Changing the way we look at Earth data with xESMF:

How our different ways of looking at Earth data became a mathematical and software problem

Raphael Dussin
pangeo
4 min readOct 26, 2020

--

A representation of ocean model grids: global tripolar grid and US east coast in LCC

You cannot compare apples to oranges. That’s one of the problems Earth scientists face on a regular basis. There are multiple ways to describe a finite ensemble of geographical locations and the areas they encompass. Because Earth is a sphere (sorry not sorry flat earthers), one needs to choose a coordinate reference system (or CRS) to transform tridimensional data into bidimensional data that is usually referred to as a map. There are about a dozen commonly used projections for CRS: the one most people are probably familiar with is the Mercator projection, which is used in a lot of classroom world maps. But different projections can be more suited for more specialized fields of research. Polar scientists will prefer polar stereographic projections, which will give them a map centered on their area of interest. Once a CRS is chosen then one must decide on the spatial resolution (distance between two points) as well as how to represent the areas delimited by these points. The most common representation for the areas is called a grid, where each cell is a parallelogram delimited by 4 points. There are more complex representations using triangles or hexagrams (think chicken wire) referred to as meshes. The choice of the representation is usually dictated by the numerics used to resolve the set of equations of interest (e.g. an ocean or atmosphere general circulation model). For example, ocean models would use a displaced pole or tripolar grid to solve the problem of the North Pole singularity (cells area converge to zero) and atmosphere models would use a cube-sphere grid or a spectral representation.

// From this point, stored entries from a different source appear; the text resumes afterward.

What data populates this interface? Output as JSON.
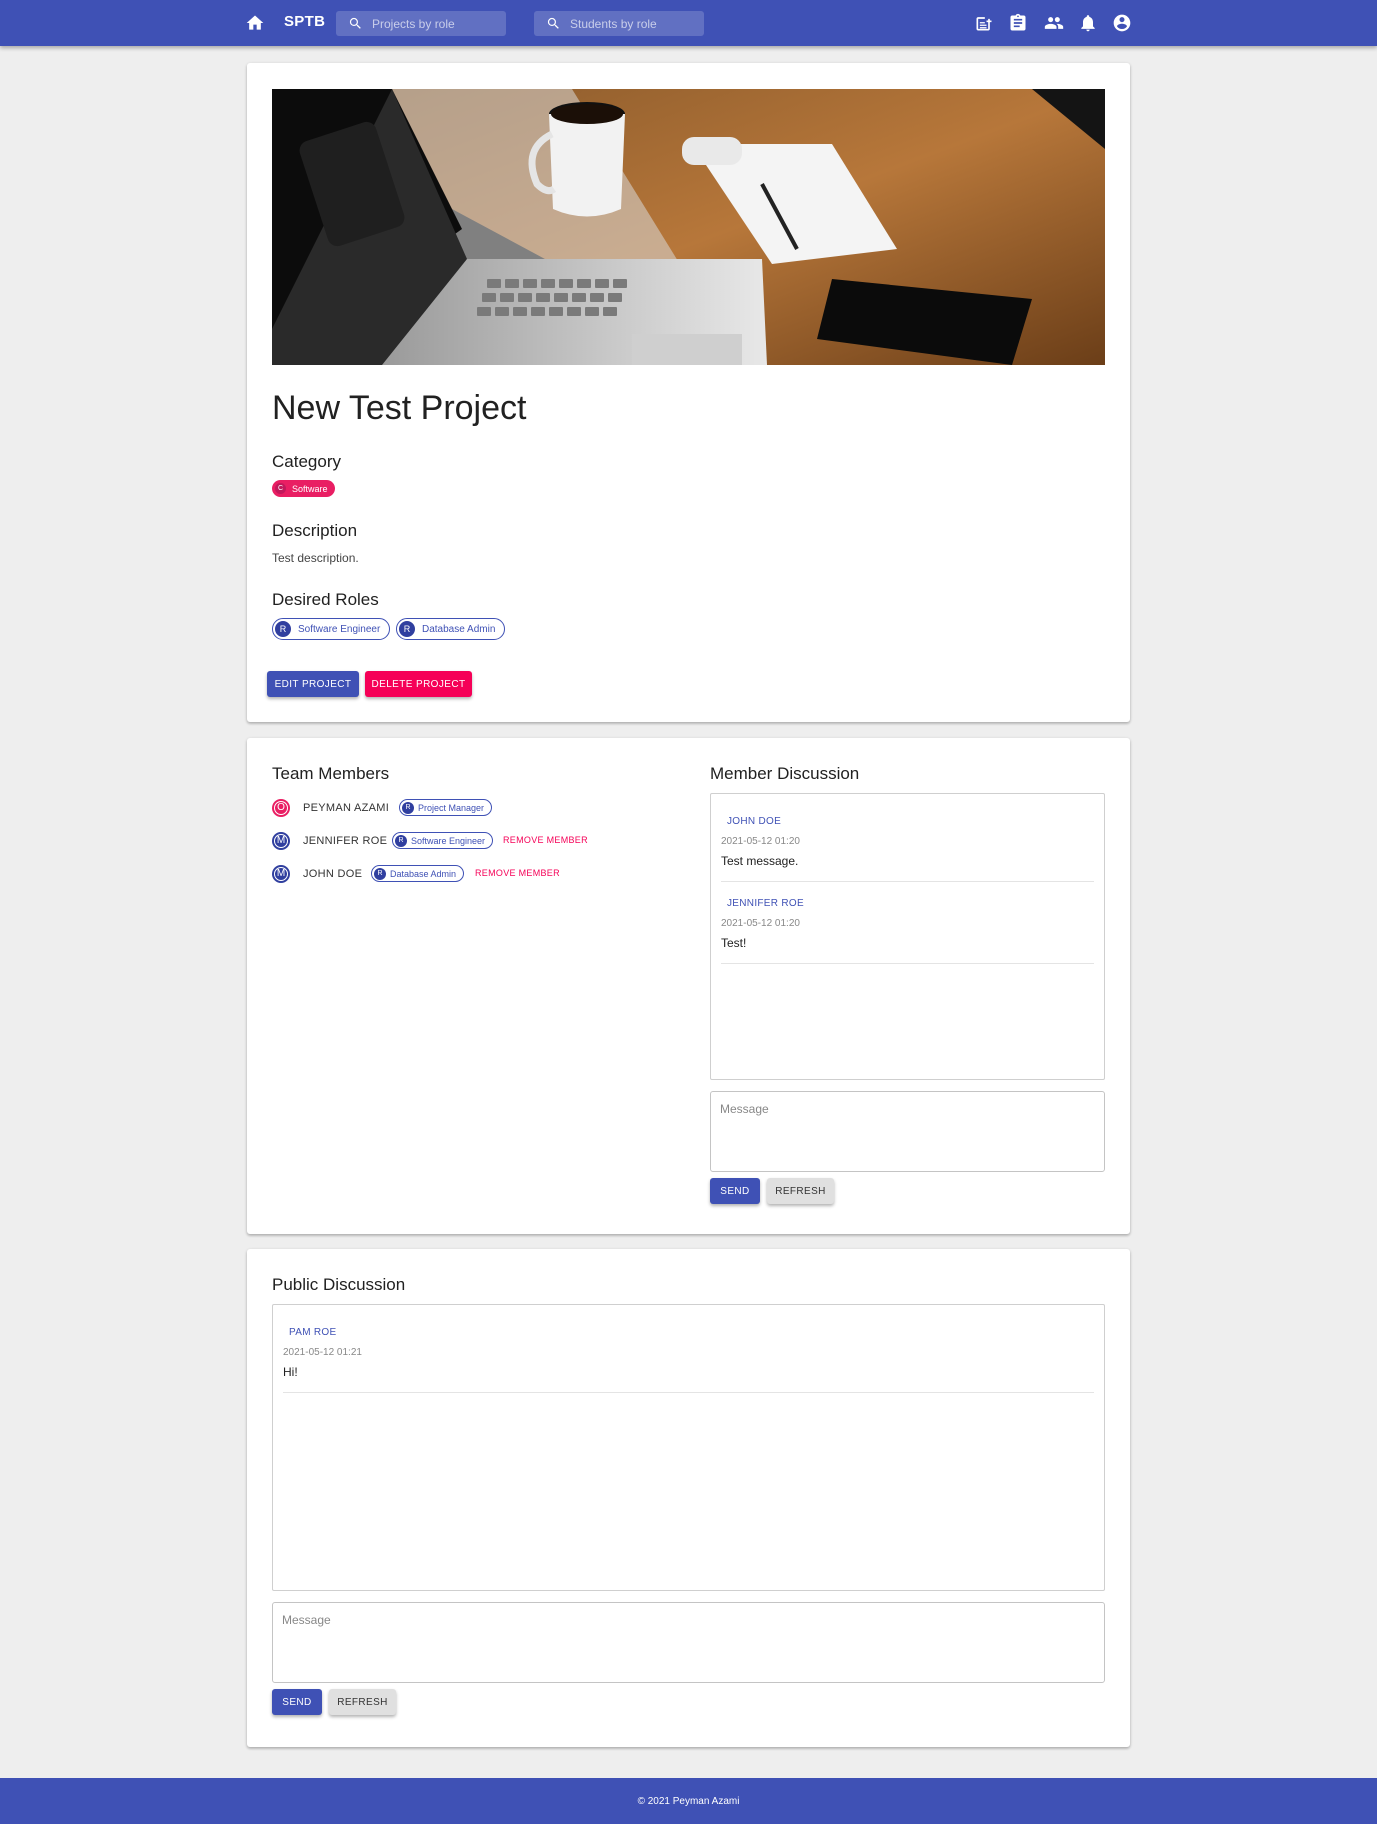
{
  "appbar": {
    "brand": "SPTB",
    "search_projects_placeholder": "Projects by role",
    "search_students_placeholder": "Students by role",
    "icons": [
      "home-icon",
      "create-project-icon",
      "assignment-icon",
      "people-icon",
      "notifications-icon",
      "account-circle-icon"
    ]
  },
  "colors": {
    "primary": "#3f51b5",
    "secondary": "#f50057",
    "background": "#eeeeee"
  },
  "project": {
    "title": "New Test Project",
    "category_heading": "Category",
    "category_avatar": "C",
    "category": "Software",
    "description_heading": "Description",
    "description": "Test description.",
    "roles_heading": "Desired Roles",
    "roles": [
      {
        "avatar": "R",
        "label": "Software Engineer"
      },
      {
        "avatar": "R",
        "label": "Database Admin"
      }
    ],
    "edit_label": "EDIT PROJECT",
    "delete_label": "DELETE PROJECT"
  },
  "team": {
    "heading": "Team Members",
    "members": [
      {
        "icon": "O",
        "name": "PEYMAN AZAMI",
        "role_avatar": "R",
        "role": "Project Manager",
        "action": ""
      },
      {
        "icon": "M",
        "name": "JENNIFER ROE",
        "role_avatar": "R",
        "role": "Software Engineer",
        "action": "REMOVE MEMBER"
      },
      {
        "icon": "M",
        "name": "JOHN DOE",
        "role_avatar": "R",
        "role": "Database Admin",
        "action": "REMOVE MEMBER"
      }
    ]
  },
  "member_discussion": {
    "heading": "Member Discussion",
    "messages": [
      {
        "author": "JOHN DOE",
        "time": "2021-05-12 01:20",
        "text": "Test message."
      },
      {
        "author": "JENNIFER ROE",
        "time": "2021-05-12 01:20",
        "text": "Test!"
      }
    ],
    "input_placeholder": "Message",
    "send_label": "SEND",
    "refresh_label": "REFRESH"
  },
  "public_discussion": {
    "heading": "Public Discussion",
    "messages": [
      {
        "author": "PAM ROE",
        "time": "2021-05-12 01:21",
        "text": "Hi!"
      }
    ],
    "input_placeholder": "Message",
    "send_label": "SEND",
    "refresh_label": "REFRESH"
  },
  "footer": {
    "text": "© 2021 Peyman Azami"
  }
}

Because of the diversity of approaches used in models and observations, scientists often have to go back and forth between different representations. This process is called regridding or remapping. It is the mathematical operation that consists in transforming an observed or modeled quantity (e.g. air or ocean temperature) from one set of geographical points onto a different set. This is a rather computationally expensive operation that aims at computing how much each point of the source set will contribute to any given point of the destination set. Because these contributions come only from neighboring source points, the operation produces a sparse matrix which will then be used to remap quantities. There are several methods that can be used to evaluate the contribution (i.e. weight) of the source points, each with their strengths and weaknesses. The most common algorithms are:

  • Nearest Neighbor: find which source point is the closest and set its weight to 1
  • Bilinear: find 4 closest points and set their relative weights depending on their distance
  • Conservative: adjust weights so that the area integral of the property is conserved

ESMF is a scientific library used in Earth System Models that provides this remapping capability to Earth scientists. Contrary to general purpose algorithms for bidimensional interpolation, ESMF is suitable for remapping on the sphere and has special treatments for East-West periodicity and polar singularities. Because it is written with parallel computing support, it can handle massive remapping operations. Remapping between grids of several hundred million points (1e17 weights to compute) can be done in minutes on hundreds of CPU cores. The remapping algorithms aforementioned and more are available therein, as well as support for grid, meshes and unstructured collections of points.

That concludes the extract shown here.